We meet via our screens that successfully create a portal between the apartment where Joyce El-Khoury lives during her time in Helsinki, and the living room I am sitting in, in Sweden. Suddenly, she becomes silent, seemlingly considering if she should say this or not. She continues:
”Recently, I have had a clear awakening. It is so strong that I have concretely begun to experience God in the people I meet and see around me. It is something that has fundamentally changed me.”
She continues cautiously, without sounding embarrassed. ”… I suppose you never thought the interview would go in this direction.”
GRANTED, I did not expect the conversation to be about Joyce El-Khoury’s personal faith. ”I certainly want to know more. Is it about God for you?”
”Yes, I went through a long and difficult period a couple of years ago and was looking for something that could help or … that could mean something. I felt close to burnout and sought meaning in everything and began to read the Bible, listen to others’ experiences of faith. I started meditating and thinking about life whether it is called Christian or not. In the end, it is about love for me, and it has come to change everything. It has even changed how I sing. I have never talked about this publicly. This is the first time I mention it.”
”It has been like a bit of a shock. Even though I grew up in a Christian home, it was not at all as a practicing Christian. I thought, what is this? This has no meaning for me, does it? But when everything felt most hopeless and dark, I put my hope in maybe believing in something – God and Jesus – could help me, and for me, faith has become like a plant: I feel that I have to water and nurture it, in the same way, I do with my voice.”
We have come to the end of the interview, and Joyce El-Khoury wants to summarize:
”I have been singing since I was three and have been singing professionally for fifteen years. When I go on stage today, I am much more aware of what my colleagues are doing, and what they need. I am aware of what the audience expects from what I have ’borrowed’. It feels like a gift to share it.
”Today, it is no longer about hitting the high note or that I didn’t come in the right second or forgot to pick up the knife the way we rehearsed. All those are just details.

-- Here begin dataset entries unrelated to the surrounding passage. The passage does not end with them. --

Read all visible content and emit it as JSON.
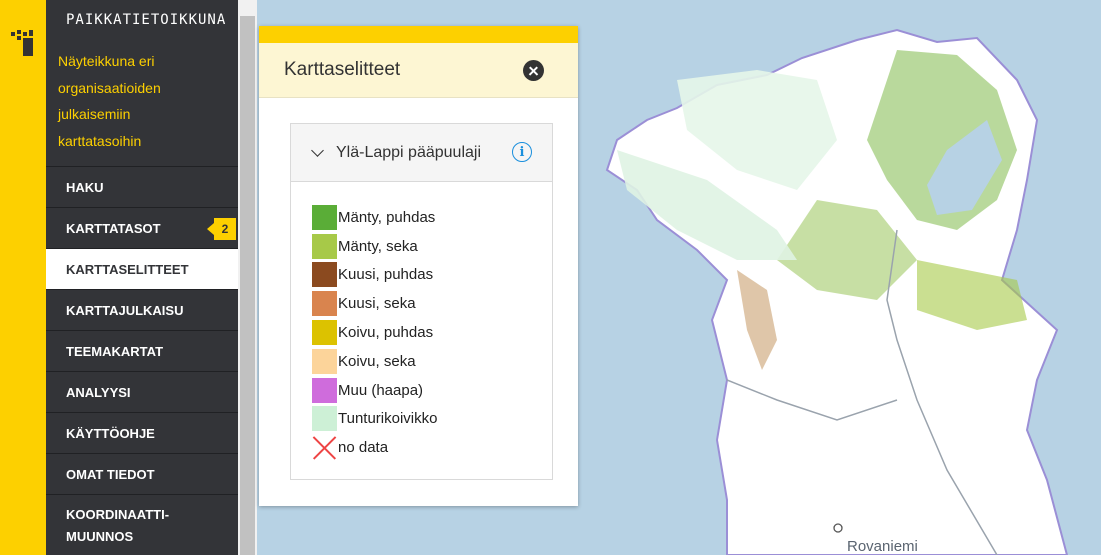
{
  "app": {
    "brand_title": "PAIKKATIETOIKKUNA",
    "tagline_lines": [
      "Näyteikkuna eri",
      "organisaatioiden",
      "julkaisemiin",
      "karttatasoihin"
    ]
  },
  "sidebar": {
    "items": [
      {
        "label": "HAKU"
      },
      {
        "label": "KARTTATASOT",
        "badge": "2"
      },
      {
        "label": "KARTTASELITTEET",
        "active": true
      },
      {
        "label": "KARTTAJULKAISU"
      },
      {
        "label": "TEEMAKARTAT"
      },
      {
        "label": "ANALYYSI"
      },
      {
        "label": "KÄYTTÖOHJE"
      },
      {
        "label": "OMAT TIEDOT"
      },
      {
        "label_lines": [
          "KOORDINAATTI-",
          "MUUNNOS"
        ]
      }
    ]
  },
  "legend_panel": {
    "title": "Karttaselitteet",
    "layer": {
      "title": "Ylä-Lappi pääpuulaji",
      "items": [
        {
          "label": "Mänty, puhdas",
          "color": "#5aad37"
        },
        {
          "label": "Mänty, seka",
          "color": "#a7c948"
        },
        {
          "label": "Kuusi, puhdas",
          "color": "#8b4a1f"
        },
        {
          "label": "Kuusi, seka",
          "color": "#d9844e"
        },
        {
          "label": "Koivu, puhdas",
          "color": "#dcc200"
        },
        {
          "label": "Koivu, seka",
          "color": "#fcd49a"
        },
        {
          "label": "Muu (haapa)",
          "color": "#cf6cdc"
        },
        {
          "label": "Tunturikoivikko",
          "color": "#cdf0d6"
        },
        {
          "label": "no data",
          "color": "#ee4444",
          "no_data": true
        }
      ]
    }
  },
  "map": {
    "place_label": "Rovaniemi",
    "colors": {
      "water": "#b7d2e4",
      "land": "#ffffff",
      "border": "#9b8fd6"
    }
  }
}
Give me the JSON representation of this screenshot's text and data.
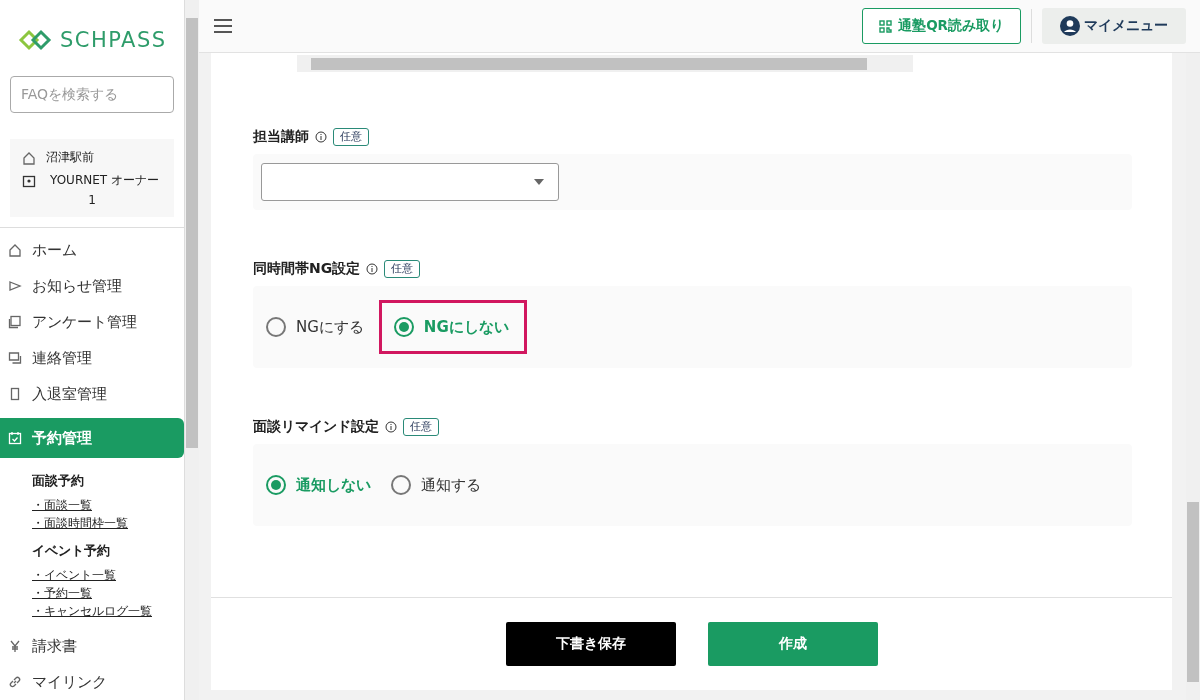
{
  "sidebar": {
    "logo": "SCHPASS",
    "search": {
      "placeholder": "FAQを検索する"
    },
    "account": {
      "school": "沼津駅前",
      "user": "YOURNET オーナー",
      "user_line2": "1"
    },
    "nav": [
      {
        "kind": "home",
        "label": "ホーム",
        "selected": false
      },
      {
        "kind": "notice",
        "label": "お知らせ管理",
        "selected": false
      },
      {
        "kind": "survey",
        "label": "アンケート管理",
        "selected": false
      },
      {
        "kind": "contact",
        "label": "連絡管理",
        "selected": false
      },
      {
        "kind": "door",
        "label": "入退室管理",
        "selected": false
      },
      {
        "kind": "calendar",
        "label": "予約管理",
        "selected": true,
        "groups": [
          {
            "title": "面談予約",
            "links": [
              "・面談一覧",
              "・面談時間枠一覧"
            ]
          },
          {
            "title": "イベント予約",
            "links": [
              "・イベント一覧",
              "・予約一覧",
              "・キャンセルログ一覧"
            ]
          }
        ]
      },
      {
        "kind": "yen",
        "label": "請求書",
        "selected": false
      },
      {
        "kind": "link",
        "label": "マイリンク",
        "selected": false
      }
    ]
  },
  "header": {
    "qr_button": "通塾QR読み取り",
    "menu_button": "マイメニュー"
  },
  "fields": [
    {
      "kind": "select",
      "label": "担当講師",
      "badge": "任意"
    },
    {
      "kind": "radio",
      "label": "同時間帯NG設定",
      "badge": "任意",
      "options": [
        {
          "label": "NGにする",
          "selected": false,
          "highlighted": false
        },
        {
          "label": "NGにしない",
          "selected": true,
          "highlighted": true
        }
      ]
    },
    {
      "kind": "radio",
      "label": "面談リマインド設定",
      "badge": "任意",
      "options": [
        {
          "label": "通知しない",
          "selected": true,
          "highlighted": false
        },
        {
          "label": "通知する",
          "selected": false,
          "highlighted": false
        }
      ]
    }
  ],
  "actions": {
    "draft": "下書き保存",
    "create": "作成"
  }
}
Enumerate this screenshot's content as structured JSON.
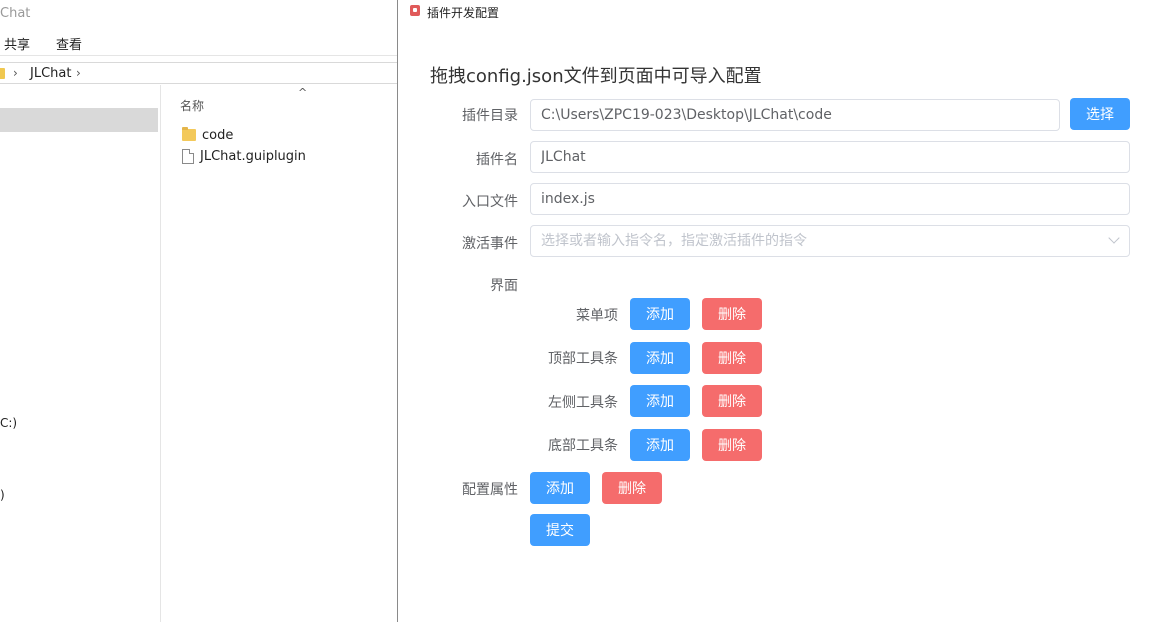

I have received messages after performances from people in the audience who said they had recently lost someone close, and they hadn’t been able to cry until there and then at the opera when they heard us sing. Then I feel that is what it’s all about. I have done my job.”
Six Short Questions With Joyce
1. My favorite sound…
It sounds a bit odd, but it’s actually when the orchestra is tuning. There’s something magical about that sound. I associate it with such anticipation.
2. Food I cook…
I love making Lebanese meatballs, kofta.
3. My favorite drink…
My parents own a coffee company, and my dad, who handles roasting and blending, usually sends me coffee on my travels. Besides being incredibly delicious, it has become a way for me to remember them.
4. Current favorite singer…
My friend Corinne Winters is absolutely incredible. And even if she weren’t my friend, I would be just as impressed.
5. If I woke up and could play any instrument, I would want to play…
I would choose the oud, the Arabic lute.
6. A future plan I have…
I want to start a music festival in Lebanon, and later perhaps also a music school.